De quelle manière avez-vous eu envie de traiter ce sujet basé sur une légende et dans le lequel se trouvent réunis solistes, chœurs, danseurs et dont les chorégraphies ont été confiées à l’espagnol Israël Galvan ?
Je cherche toujours la beauté et pas à éduquer le peuple en lui faisant croire que ce qu’il voit est une œuvre contemporaine car elle parle de nous. J’aspire en tant que spectatrice à voir Hamlet en prince d’Elseneur, je veux être dépaysée et ne pas avoir le sentiment de croiser quelqu’un comme je le pourrai en sortant de chez moi. Je me suis souvent ennuyée à l’opéra, c’est pourquoi il faut essayer d’y mettre de la beauté pour lutter contre cette sensation.
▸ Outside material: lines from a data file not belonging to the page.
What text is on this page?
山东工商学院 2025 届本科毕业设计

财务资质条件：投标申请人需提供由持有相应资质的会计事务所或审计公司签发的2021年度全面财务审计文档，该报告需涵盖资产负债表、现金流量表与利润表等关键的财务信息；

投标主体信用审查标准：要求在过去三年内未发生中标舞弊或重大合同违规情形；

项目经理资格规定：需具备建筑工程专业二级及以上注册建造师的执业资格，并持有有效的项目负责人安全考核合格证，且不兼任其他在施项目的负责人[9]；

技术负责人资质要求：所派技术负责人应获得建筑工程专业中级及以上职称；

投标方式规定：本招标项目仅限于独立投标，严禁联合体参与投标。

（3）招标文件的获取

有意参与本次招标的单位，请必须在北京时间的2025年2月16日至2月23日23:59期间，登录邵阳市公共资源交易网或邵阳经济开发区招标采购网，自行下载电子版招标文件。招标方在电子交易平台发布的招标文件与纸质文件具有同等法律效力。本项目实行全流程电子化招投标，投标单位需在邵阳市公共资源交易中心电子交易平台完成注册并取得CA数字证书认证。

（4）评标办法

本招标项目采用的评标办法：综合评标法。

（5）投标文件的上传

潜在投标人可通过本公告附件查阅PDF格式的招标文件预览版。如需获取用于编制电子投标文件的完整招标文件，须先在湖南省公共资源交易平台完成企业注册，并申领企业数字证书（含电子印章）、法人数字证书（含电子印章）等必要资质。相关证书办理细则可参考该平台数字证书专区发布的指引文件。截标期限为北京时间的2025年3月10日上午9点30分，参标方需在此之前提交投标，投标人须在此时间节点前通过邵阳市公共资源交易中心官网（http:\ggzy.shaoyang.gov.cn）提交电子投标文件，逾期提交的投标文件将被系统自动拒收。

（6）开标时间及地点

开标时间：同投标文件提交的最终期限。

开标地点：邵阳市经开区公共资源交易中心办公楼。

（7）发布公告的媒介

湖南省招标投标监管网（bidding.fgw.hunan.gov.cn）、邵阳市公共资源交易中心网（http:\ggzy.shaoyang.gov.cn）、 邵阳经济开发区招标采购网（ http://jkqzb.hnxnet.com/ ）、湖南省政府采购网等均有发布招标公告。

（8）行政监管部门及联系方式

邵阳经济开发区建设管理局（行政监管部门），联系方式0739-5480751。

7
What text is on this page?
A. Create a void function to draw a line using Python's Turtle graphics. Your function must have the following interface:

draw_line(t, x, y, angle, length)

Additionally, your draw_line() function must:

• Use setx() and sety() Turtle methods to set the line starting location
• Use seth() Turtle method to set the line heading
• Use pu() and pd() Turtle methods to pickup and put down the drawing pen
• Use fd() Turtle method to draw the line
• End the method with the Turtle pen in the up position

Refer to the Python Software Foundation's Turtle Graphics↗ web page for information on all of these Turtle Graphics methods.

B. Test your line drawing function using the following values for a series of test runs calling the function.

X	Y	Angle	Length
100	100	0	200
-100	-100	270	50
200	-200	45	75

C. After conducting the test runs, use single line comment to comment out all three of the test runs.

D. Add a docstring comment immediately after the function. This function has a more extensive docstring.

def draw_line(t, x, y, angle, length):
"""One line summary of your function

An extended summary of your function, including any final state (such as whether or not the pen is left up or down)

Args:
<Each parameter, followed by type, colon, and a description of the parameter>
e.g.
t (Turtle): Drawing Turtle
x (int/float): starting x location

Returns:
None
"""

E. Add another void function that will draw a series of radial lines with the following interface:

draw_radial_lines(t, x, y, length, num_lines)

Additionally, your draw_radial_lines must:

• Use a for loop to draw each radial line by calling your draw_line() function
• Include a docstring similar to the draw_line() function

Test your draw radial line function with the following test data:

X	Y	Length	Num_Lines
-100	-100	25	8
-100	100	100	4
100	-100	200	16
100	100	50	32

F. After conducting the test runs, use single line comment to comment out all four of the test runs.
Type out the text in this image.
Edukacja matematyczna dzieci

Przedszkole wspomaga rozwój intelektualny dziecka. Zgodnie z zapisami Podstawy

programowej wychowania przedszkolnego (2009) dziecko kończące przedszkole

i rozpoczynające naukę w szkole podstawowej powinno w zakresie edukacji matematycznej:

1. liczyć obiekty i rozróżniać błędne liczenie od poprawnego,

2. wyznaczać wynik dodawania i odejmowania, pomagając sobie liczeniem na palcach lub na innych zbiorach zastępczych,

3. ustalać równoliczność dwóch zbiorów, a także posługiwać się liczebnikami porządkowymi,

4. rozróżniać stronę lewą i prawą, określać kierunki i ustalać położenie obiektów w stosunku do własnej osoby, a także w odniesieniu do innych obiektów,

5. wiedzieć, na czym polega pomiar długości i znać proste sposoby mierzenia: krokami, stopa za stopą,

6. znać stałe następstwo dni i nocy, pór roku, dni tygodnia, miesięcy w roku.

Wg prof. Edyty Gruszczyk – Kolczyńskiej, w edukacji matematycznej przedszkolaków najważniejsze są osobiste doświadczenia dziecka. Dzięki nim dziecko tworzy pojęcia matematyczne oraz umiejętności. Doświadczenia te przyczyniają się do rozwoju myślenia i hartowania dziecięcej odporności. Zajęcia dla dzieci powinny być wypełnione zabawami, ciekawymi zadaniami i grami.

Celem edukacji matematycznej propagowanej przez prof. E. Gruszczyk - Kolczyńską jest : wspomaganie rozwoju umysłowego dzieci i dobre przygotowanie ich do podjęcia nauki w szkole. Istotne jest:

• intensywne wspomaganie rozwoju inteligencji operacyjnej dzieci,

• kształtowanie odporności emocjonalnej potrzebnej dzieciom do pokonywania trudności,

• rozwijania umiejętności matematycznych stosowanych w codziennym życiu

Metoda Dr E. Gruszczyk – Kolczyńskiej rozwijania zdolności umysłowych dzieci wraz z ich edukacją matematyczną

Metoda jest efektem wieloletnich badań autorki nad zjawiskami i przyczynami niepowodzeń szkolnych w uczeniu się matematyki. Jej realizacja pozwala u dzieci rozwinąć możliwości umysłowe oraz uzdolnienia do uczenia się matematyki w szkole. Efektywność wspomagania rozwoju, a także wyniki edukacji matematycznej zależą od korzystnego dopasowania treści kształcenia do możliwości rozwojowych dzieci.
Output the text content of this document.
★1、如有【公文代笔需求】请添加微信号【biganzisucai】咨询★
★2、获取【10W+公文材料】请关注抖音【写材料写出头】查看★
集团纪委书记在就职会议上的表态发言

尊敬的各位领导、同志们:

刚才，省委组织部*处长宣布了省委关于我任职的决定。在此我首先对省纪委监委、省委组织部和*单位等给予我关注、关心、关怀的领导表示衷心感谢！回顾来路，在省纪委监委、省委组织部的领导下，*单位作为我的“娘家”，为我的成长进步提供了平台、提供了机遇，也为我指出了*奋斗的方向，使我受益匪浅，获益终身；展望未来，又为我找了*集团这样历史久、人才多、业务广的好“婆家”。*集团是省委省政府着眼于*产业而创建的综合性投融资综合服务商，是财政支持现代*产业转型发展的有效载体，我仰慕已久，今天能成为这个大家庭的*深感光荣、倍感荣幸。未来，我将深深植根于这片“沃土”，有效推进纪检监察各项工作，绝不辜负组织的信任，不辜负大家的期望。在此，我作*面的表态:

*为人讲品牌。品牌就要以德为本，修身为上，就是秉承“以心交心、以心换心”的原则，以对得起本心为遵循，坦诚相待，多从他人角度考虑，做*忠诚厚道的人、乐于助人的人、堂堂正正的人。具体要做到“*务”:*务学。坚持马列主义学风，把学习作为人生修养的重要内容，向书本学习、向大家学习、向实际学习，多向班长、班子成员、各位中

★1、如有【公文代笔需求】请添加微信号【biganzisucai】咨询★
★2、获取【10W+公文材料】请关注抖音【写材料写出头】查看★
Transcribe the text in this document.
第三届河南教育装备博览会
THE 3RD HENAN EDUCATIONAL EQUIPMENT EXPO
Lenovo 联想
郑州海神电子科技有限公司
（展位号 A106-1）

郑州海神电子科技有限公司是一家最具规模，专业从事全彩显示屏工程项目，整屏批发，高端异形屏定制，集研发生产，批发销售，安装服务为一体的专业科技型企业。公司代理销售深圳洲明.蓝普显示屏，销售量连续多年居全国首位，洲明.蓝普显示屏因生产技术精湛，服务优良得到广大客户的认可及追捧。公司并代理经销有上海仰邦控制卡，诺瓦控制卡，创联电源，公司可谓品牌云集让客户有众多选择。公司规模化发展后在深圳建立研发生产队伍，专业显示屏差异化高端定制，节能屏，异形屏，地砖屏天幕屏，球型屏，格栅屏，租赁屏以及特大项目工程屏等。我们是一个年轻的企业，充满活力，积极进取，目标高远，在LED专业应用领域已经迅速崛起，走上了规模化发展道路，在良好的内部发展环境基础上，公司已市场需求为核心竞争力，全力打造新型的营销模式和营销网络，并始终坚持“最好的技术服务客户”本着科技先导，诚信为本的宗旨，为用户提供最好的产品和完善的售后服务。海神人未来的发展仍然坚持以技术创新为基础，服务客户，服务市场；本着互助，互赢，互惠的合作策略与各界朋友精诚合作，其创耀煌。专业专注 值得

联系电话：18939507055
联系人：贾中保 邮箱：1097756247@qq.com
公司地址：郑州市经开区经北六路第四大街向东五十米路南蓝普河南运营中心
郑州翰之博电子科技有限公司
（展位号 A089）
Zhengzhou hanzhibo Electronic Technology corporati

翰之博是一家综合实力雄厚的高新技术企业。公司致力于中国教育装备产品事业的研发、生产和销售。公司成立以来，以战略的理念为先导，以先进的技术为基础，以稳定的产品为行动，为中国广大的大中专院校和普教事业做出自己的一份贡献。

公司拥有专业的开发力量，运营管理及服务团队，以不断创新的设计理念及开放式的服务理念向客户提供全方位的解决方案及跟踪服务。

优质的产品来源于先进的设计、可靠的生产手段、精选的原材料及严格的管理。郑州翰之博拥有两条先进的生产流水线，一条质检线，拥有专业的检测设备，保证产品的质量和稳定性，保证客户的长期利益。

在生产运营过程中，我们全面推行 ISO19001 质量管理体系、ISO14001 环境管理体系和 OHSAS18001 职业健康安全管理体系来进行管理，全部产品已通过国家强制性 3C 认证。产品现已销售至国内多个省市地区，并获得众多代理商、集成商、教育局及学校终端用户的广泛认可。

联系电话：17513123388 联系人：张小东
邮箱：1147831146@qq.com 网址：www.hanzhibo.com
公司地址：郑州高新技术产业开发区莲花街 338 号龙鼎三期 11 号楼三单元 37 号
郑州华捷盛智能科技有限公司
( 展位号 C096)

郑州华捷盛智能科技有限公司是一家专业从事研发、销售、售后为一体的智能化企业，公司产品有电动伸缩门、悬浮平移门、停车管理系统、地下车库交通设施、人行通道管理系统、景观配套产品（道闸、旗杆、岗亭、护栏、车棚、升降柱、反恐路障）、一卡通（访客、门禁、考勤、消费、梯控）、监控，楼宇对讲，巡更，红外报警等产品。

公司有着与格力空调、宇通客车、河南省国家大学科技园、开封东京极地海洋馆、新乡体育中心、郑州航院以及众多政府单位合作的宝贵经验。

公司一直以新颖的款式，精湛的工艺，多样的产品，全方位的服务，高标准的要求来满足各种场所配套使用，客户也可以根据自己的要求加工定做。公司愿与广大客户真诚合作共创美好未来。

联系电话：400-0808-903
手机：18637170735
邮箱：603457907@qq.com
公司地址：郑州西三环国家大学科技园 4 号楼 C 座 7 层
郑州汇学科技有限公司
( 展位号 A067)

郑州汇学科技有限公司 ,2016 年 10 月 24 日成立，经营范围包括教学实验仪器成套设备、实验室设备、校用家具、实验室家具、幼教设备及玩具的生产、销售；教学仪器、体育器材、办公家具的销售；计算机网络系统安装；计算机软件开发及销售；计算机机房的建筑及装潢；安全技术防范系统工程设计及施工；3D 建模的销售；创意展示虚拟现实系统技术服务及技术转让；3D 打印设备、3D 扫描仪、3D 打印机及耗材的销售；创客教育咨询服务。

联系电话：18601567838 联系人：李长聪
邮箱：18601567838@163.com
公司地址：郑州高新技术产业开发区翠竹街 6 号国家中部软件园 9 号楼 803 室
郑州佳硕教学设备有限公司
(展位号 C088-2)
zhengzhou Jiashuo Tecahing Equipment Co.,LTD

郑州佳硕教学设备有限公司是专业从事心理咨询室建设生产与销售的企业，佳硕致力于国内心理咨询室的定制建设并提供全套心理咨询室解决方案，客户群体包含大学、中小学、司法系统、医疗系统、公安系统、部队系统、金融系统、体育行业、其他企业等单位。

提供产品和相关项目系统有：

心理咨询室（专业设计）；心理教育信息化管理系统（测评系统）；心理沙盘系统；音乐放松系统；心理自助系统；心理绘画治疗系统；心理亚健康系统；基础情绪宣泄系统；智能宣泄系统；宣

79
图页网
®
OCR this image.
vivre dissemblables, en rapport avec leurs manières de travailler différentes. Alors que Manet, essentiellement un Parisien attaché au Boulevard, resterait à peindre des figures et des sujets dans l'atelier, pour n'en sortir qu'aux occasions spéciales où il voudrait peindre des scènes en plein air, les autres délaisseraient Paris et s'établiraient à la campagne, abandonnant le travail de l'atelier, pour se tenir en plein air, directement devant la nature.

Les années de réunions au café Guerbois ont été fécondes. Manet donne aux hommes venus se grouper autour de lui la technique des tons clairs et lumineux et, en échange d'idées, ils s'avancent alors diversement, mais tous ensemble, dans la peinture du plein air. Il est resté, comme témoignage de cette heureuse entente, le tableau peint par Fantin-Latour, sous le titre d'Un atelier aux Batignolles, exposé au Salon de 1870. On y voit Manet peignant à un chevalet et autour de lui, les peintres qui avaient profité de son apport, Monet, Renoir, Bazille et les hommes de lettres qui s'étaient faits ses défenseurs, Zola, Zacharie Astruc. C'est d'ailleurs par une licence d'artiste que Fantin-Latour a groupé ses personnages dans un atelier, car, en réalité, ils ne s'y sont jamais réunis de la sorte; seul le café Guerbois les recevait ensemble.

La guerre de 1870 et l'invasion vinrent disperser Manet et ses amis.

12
J’ai toujours à l’esprit que nous faisons pratiquement tous partie de la même génération, celle du cinéma, où l’émotion est donnée par des gros plans, ou des plans-séquence, c’est pourquoi il est difficile de diriger les chanteurs. Nous sommes face à la quadrature du cercle car ils ont trop à faire, chanter, jouer et n’ont pas toujours eu le temps d’apprendre. Quand j’ai mis en scène Lady Macbeth, j’ai eu la chance de pouvoir travailler avec des artistes russes qui étaient d’une autre école, de vrais acteurs, et je n’avais aucun mal à leur faire comprendre que nous étions au XXIème siècle et que le public avait certaines attentes. Sinon à quoi bon se déplacer, mieux vaut rester chez soi à écouter de la musique. Au théâtre on ne peut pas forcément partir, on est pris en otage…
Il faut préciser qu’Aleko est associé ici au Château de Barbe-Bleue de Bartok mis en scène par Themelis Glynatsis, une production déjà présentée au public grec, pour constituer un dyptique. Auriez-vous aimé régler les deux et pourquoi pas les situer dans un décor unique qu’aurait pu imaginer votre décorateur Pierre-André Weitz?
Non, car j’ai tout d’abord proposé au directeur de l’opéra, sachant que l’œuvre ne durait qu’une heure, de rassembler sur scène tous les groupes tziganes des Balkans pour conclure la soirée avec des musiques, des chants et des danses. Mais la réponse a été négative, alors que cela aurait été une occasion unique d’avoir sur le plateau des tziganes d’origine slave, d’autres venus de la Grèce, de la Macédoine, de la Bulgarie, jusqu’aux hongrois. Cela aurait été formidable. En même temps je me souviens avoir interprété le personnage de Cassandre dans l’oratorio du même nom de Michaël Jarrell et la partition indiquait une durée de 58 minutes, pas 57, et je trouvais ça très fort, comme un coup de poing, il ne fallait pas jouer avec le temps et nous devions respecter cette donnée.
Sur un plateau d’opéra comment parvenez-vous à vous faire entendre, comprendre et respecter, vous qui avez dit « n’aimer ni l’ordre, ni les ordres » ?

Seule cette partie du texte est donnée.